Потом баскетбольный сезон завершился, и все вернулось к бесподружечной пустоте – и без Эми, и без кого бы то ни было еще. Единственной девушкой, с кем он более-менее регулярно встречался, была прошлогодняя «Мисс Апрель» из номера «Плейбоя», который Джим ему отдал перед отъездом в колледж, но Ванда Паверс из Спокейна, Вашингтон, ухмыляющаяся двадцатидвухлетка с грудями-канталупами, неподвластными силе тяготения, и телом, которое, казалось, отлито по резиновой модели настоящей Ванды Паверс, начала постепенно утрачивать свою власть над воображением Фергусона.

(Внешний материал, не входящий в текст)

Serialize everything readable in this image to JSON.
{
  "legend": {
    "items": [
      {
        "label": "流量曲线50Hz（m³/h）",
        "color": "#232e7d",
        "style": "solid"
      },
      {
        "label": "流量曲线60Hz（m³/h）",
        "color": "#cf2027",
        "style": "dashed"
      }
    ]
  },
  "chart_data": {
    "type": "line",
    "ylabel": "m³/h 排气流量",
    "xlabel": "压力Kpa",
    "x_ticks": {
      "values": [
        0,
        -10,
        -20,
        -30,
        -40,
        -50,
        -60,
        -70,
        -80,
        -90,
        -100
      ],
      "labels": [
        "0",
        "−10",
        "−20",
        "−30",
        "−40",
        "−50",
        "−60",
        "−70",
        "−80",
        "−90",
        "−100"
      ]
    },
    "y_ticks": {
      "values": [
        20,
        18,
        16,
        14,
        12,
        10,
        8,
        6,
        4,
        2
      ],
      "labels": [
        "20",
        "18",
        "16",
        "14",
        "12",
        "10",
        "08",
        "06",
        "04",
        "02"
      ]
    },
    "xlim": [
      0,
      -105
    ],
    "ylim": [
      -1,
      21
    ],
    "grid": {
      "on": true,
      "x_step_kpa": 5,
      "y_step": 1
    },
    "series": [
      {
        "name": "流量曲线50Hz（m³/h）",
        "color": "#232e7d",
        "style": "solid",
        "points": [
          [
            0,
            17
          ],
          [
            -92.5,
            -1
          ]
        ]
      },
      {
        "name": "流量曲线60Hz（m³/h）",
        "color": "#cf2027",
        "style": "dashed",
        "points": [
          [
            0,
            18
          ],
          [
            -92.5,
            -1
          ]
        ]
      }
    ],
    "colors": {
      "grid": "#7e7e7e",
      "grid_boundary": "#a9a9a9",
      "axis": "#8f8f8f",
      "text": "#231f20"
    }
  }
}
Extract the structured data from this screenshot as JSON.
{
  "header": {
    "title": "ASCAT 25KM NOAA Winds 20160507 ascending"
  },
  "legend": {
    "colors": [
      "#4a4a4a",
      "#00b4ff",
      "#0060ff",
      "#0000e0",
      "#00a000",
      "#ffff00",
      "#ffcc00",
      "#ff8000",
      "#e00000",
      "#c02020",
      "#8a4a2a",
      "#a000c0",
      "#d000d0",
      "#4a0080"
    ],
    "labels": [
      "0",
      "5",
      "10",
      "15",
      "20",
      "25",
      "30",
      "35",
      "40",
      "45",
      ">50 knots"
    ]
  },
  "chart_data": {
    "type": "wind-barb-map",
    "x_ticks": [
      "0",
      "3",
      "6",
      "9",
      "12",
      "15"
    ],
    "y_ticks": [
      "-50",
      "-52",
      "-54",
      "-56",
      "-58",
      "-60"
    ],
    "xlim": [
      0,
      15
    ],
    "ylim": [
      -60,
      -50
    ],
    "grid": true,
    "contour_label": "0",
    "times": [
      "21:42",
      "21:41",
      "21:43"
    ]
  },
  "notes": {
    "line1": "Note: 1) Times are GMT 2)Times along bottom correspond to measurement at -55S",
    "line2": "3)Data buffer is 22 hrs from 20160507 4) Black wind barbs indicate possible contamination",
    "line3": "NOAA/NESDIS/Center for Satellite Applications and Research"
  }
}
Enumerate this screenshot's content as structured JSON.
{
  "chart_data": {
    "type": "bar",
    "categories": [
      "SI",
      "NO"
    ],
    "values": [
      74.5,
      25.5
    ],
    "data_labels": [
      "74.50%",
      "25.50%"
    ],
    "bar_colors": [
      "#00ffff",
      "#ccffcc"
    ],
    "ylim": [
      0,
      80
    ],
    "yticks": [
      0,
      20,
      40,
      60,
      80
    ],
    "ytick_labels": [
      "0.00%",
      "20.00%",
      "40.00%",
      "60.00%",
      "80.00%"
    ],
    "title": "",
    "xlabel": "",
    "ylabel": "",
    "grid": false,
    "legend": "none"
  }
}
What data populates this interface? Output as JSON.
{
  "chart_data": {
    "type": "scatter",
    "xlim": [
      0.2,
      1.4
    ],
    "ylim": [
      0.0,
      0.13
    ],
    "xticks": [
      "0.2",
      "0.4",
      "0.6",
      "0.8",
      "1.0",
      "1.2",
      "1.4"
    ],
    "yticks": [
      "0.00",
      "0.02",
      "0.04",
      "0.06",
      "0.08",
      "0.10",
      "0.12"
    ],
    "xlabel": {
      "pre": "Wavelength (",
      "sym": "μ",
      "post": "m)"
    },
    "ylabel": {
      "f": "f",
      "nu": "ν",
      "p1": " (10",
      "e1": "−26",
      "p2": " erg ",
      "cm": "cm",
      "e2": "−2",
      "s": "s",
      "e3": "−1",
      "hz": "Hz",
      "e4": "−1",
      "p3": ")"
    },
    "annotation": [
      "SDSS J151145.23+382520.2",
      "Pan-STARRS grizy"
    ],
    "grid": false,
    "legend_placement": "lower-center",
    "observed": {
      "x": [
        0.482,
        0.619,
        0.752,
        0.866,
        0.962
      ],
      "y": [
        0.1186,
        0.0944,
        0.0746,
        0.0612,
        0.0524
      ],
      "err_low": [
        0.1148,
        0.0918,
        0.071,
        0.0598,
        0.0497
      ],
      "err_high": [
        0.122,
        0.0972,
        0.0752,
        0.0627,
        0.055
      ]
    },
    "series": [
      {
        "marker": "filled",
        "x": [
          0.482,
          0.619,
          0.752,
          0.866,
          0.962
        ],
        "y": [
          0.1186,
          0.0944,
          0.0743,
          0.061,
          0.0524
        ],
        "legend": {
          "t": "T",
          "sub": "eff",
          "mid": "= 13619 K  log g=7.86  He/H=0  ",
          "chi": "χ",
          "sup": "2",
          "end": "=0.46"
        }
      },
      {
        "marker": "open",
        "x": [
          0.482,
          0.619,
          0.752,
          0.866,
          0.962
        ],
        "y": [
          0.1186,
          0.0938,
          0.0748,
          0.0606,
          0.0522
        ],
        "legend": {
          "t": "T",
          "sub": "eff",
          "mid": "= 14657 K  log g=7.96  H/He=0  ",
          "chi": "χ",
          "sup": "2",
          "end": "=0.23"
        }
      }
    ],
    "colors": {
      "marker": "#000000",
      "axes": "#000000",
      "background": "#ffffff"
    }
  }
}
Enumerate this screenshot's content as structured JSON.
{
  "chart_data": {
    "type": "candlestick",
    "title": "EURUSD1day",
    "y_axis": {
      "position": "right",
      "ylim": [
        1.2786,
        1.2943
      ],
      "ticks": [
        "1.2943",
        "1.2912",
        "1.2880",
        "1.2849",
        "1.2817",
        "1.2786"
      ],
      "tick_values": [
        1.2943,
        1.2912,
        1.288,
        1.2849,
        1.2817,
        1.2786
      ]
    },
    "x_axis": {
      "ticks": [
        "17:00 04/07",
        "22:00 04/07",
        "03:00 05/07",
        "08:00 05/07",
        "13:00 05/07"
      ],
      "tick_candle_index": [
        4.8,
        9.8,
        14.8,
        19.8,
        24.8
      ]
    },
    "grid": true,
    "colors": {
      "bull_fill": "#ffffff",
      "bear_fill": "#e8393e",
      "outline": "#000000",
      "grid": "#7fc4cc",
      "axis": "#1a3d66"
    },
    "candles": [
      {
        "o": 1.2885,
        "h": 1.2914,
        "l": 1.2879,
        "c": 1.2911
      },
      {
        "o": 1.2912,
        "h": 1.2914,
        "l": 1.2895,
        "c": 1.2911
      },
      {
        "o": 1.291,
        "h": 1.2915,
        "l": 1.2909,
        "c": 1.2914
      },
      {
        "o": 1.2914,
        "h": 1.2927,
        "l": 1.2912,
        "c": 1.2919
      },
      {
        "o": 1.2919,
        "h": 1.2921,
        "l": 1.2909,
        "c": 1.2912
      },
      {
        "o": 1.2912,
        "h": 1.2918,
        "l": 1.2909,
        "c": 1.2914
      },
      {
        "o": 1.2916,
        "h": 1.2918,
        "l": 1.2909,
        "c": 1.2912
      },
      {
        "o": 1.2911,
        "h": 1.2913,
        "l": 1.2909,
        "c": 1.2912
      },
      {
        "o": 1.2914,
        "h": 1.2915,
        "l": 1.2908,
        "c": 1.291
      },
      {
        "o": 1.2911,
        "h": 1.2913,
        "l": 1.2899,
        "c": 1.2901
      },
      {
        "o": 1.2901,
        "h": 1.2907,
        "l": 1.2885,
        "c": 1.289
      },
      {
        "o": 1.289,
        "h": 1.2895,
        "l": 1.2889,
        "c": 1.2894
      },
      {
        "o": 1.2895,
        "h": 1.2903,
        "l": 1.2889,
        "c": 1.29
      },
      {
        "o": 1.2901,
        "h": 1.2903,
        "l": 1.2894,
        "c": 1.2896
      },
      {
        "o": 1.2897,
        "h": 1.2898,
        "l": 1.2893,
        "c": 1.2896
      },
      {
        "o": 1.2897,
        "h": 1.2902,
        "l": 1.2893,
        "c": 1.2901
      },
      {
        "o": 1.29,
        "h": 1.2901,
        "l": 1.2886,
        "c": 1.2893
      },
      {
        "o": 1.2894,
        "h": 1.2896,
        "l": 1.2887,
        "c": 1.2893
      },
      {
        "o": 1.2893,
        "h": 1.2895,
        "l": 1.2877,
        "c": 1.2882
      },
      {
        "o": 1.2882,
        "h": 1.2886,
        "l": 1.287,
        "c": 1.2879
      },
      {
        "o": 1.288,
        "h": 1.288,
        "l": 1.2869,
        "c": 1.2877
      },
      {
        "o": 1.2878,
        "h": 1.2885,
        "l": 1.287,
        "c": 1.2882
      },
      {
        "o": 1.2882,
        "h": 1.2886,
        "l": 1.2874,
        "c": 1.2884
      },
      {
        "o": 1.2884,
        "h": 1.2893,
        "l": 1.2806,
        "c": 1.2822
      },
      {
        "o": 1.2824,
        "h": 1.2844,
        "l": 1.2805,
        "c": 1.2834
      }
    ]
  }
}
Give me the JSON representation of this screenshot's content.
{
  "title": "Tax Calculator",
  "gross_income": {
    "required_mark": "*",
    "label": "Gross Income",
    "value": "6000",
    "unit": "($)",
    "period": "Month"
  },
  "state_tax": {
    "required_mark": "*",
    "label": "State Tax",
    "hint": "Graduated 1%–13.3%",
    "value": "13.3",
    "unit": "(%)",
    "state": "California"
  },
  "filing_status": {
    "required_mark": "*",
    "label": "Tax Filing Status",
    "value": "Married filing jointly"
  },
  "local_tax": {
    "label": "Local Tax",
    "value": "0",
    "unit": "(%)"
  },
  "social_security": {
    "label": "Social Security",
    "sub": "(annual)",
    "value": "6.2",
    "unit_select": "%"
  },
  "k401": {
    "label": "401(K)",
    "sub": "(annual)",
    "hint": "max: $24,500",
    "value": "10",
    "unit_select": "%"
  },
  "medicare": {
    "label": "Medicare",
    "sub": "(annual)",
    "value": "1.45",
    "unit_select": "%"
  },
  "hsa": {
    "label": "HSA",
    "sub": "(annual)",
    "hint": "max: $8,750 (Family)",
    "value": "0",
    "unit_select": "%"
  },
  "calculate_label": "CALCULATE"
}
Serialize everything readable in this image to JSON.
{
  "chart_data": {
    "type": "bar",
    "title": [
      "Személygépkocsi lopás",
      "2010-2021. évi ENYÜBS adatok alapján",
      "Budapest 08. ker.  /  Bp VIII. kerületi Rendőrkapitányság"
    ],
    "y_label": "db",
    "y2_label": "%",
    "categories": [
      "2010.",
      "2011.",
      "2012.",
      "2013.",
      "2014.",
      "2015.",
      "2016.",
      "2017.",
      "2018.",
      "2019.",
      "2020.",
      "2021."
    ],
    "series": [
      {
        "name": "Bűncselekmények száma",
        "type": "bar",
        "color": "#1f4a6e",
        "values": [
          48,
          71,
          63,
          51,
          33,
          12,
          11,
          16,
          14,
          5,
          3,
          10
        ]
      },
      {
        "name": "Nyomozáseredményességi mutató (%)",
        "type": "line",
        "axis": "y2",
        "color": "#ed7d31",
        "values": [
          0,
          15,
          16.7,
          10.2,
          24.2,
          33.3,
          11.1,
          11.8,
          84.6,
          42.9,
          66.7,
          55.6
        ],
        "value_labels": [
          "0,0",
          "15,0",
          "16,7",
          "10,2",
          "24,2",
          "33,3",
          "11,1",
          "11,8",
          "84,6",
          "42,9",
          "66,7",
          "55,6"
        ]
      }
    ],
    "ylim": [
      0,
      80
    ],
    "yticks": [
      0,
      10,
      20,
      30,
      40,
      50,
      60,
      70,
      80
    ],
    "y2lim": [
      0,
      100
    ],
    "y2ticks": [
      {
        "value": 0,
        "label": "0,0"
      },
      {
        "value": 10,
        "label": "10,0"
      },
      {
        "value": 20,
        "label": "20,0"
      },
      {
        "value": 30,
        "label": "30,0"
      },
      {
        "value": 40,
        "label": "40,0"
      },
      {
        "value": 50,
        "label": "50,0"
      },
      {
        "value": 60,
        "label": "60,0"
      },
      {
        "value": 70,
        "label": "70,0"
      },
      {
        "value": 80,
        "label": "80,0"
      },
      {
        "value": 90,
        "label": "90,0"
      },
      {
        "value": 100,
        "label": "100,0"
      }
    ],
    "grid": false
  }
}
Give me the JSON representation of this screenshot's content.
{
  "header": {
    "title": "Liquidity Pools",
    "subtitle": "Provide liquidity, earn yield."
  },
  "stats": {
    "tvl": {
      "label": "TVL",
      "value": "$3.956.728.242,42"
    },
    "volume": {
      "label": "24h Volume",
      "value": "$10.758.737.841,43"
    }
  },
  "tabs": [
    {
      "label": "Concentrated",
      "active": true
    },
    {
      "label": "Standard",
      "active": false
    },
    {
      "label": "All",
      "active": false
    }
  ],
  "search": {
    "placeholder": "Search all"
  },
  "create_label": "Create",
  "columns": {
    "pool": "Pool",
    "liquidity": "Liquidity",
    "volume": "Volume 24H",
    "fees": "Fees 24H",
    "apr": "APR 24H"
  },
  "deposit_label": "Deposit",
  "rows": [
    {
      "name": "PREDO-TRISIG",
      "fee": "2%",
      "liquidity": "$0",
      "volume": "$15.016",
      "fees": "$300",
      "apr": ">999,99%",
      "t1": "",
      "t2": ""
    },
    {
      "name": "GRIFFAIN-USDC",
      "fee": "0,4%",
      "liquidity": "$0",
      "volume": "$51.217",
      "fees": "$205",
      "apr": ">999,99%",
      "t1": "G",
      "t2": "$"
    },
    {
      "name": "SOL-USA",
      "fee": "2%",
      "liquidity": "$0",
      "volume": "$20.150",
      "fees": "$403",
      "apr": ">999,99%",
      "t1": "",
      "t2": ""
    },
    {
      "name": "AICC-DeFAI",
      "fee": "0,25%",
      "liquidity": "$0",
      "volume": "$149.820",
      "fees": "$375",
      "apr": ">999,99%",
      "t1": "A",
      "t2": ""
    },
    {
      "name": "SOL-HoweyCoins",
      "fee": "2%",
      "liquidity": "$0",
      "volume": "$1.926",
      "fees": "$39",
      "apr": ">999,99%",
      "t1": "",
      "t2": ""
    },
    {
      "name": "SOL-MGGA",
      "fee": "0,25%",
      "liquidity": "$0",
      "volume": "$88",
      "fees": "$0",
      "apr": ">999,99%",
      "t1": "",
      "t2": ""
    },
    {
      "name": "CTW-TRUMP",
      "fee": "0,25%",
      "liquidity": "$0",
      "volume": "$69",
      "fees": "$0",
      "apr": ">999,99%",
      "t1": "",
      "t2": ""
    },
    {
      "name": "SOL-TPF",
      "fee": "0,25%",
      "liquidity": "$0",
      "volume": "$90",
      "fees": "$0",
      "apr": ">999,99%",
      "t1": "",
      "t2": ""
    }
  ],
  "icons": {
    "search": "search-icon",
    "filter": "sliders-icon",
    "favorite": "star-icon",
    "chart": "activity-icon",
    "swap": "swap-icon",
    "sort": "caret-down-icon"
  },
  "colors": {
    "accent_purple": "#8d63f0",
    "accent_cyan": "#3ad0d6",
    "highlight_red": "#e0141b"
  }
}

Дерганый и павший духом, еще более напряженный от того, что его положение в мире застряло и не менялось, отягощенный потускневшими надеждами и лихорадочными грезами, эти надежды подменившими, бесполезными и беспрестанными мысленными путешествиями в царства сладострастного счастья, где желанное сбывается, Фергусон решил предпринять последнюю попытку залатать свои отношения с Эми и начать их роман сызнова, но когда через пять дней после окончания сезона позвонил ей, чтобы пригласить на вечеринку команды, которую устроят в субботу вечером дома у Алекса Нордстрома, она ответила, что занята. Ну, спросил он, а как насчет следующего дня? Нет, ответила она, в воскресенье она тоже занята, и тут он понял, что она и дальше будет занята, столько, сколько это будет длиться, а это – это взаимная любовь, какая у них образовалась с личностью, которую она отказывалась называть, и на этом всё, сказал себе Фергусон, у Эми завелся дружок, Эми пропала, и зеленые поля надежды обратились в слякоть.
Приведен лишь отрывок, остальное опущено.